Baselines and Adaptive Thresholds on Production Systems #1
Posted by oakesgr on August 6, 2009
Ever since I attended the 10g performance tuning course I’ve wanted to use the Baselines and Adaptive Thresholds in anger. From some brief discussions I’ve had it seems like this feature has been under utilised, certainly within my organisation.
After a quick chat with the application support team I work with, we decided to use a derivative settlements database as our guinea pig.
My early (probably naive) hope for the use of this feature is something along the lines of
- Set a rolling 7 day window baseline
- Set the adaptive thresholds so that anything above normal usage + X% (X still to be decided!) will generate alerts
- Trap the alerts so that they not only get raised via our generic alerting system (this already takes them from Grid Control), but also get them to post to one of our internal chat channels.
Point 3, is quite important (in my mind) due to the way the DBA structure is setup in my company. We have a team in Singapore that works around the clock monitoring the generic alerts system. We also have regional ‘core’ teams that handle general day to day support issues. Finally, we have ‘aligned’ dba teams that work more closely with the business. I’m one of those.
So basically I want these new alerts to be raised to the aligned dba’s notice (as well as the team in Singapore), with the theory being that we will be noted of abnormal activity on the database ahead of the support team, thereby giving us a little more time to examine any potential issues before they turn into high pressue ‘fix this NOW!’ type situations.
When creating the 7 day rolling baseline there are a number of options to consider. As the usage window of this database extends outside of EMEA (covering both US and APAC time zone) there seems little point in using the Day and Night option.

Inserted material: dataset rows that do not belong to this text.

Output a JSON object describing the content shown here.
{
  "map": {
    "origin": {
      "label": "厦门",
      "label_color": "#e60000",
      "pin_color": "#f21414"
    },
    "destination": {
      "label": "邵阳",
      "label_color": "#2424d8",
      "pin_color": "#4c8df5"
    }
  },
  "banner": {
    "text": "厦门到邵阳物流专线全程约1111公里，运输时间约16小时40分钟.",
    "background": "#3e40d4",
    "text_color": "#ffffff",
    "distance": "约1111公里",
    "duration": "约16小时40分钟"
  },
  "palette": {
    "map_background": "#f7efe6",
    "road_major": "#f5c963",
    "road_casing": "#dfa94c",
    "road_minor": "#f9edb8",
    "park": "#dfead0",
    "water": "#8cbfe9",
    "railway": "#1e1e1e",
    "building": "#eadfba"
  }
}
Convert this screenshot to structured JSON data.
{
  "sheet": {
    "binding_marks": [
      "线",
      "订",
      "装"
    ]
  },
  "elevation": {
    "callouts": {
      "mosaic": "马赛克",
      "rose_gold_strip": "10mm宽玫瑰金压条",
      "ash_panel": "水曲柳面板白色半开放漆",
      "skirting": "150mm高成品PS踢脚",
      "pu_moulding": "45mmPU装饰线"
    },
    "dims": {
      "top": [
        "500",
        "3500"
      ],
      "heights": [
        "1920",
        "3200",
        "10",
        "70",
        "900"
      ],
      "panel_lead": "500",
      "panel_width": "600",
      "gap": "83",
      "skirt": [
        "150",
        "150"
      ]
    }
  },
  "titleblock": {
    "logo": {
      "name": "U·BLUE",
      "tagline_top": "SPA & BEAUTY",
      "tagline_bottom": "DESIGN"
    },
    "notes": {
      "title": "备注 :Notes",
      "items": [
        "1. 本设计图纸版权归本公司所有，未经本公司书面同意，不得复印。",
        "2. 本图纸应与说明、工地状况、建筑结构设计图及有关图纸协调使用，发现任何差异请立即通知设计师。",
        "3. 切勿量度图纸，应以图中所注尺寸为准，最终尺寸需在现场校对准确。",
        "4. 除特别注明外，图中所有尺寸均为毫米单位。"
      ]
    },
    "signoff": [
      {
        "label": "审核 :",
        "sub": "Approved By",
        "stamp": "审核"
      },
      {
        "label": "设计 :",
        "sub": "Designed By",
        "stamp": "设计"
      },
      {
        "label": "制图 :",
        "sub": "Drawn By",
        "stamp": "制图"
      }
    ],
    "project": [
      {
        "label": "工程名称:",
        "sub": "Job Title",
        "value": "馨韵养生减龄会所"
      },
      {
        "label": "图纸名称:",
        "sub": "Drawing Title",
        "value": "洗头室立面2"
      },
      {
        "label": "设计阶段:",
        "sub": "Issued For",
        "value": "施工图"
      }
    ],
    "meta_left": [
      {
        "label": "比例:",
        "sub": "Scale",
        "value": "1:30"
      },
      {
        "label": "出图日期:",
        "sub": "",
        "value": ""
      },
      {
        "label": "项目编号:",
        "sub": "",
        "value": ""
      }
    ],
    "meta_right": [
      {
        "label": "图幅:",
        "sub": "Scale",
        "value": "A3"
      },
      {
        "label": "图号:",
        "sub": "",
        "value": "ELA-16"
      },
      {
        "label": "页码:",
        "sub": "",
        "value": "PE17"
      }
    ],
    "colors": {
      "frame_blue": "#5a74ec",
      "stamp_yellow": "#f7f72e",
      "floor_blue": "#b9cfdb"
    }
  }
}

Therefore I’m just using Weekday and Weekends.
The other usage abnomaly to note is a quarterly event known as the CDS roll. For the uninitiated, CDS stands for Credit Default Swap (http://en.wikipedia.org/wiki/Credit_default_swap) and is a phenomenon across the banking sector. During this period of a few days each quarter, the usage profile on this database (and many others) can double, triple or just go off the scale and has caused any amount of havoc in the past. My plan during this time is to create a static baseline during the next event. I will then switch to this baseline during all subsequent events. This isn’t due for a while though so I’ll continue with the rolling window option for the moment.
The rolling baseline is now in place, and I’ve decided to start with thresholds of 120% and 150% for warning and critical alerts respectively. This is simply a kick off point and will probably be amended as we get more experience. I also expect these thresholds to differ between each database we implement baselines on.
I intend to post updates to this subject on a weekly or biweekly basis as I think it will take a while to get a mature solution in place.
Now, I’m off to talk to a UNIX SA that I know has already done something along the lines of alerting through chat channels.
Edit : Doug Burns wrote a great post about Baselines and Adaptive Thresholds, so in an attempt not to repeat everthing he wrote I’ll try and angle this more as a ‘my experiences’ type post as opposed to ‘this is how you do it’ post.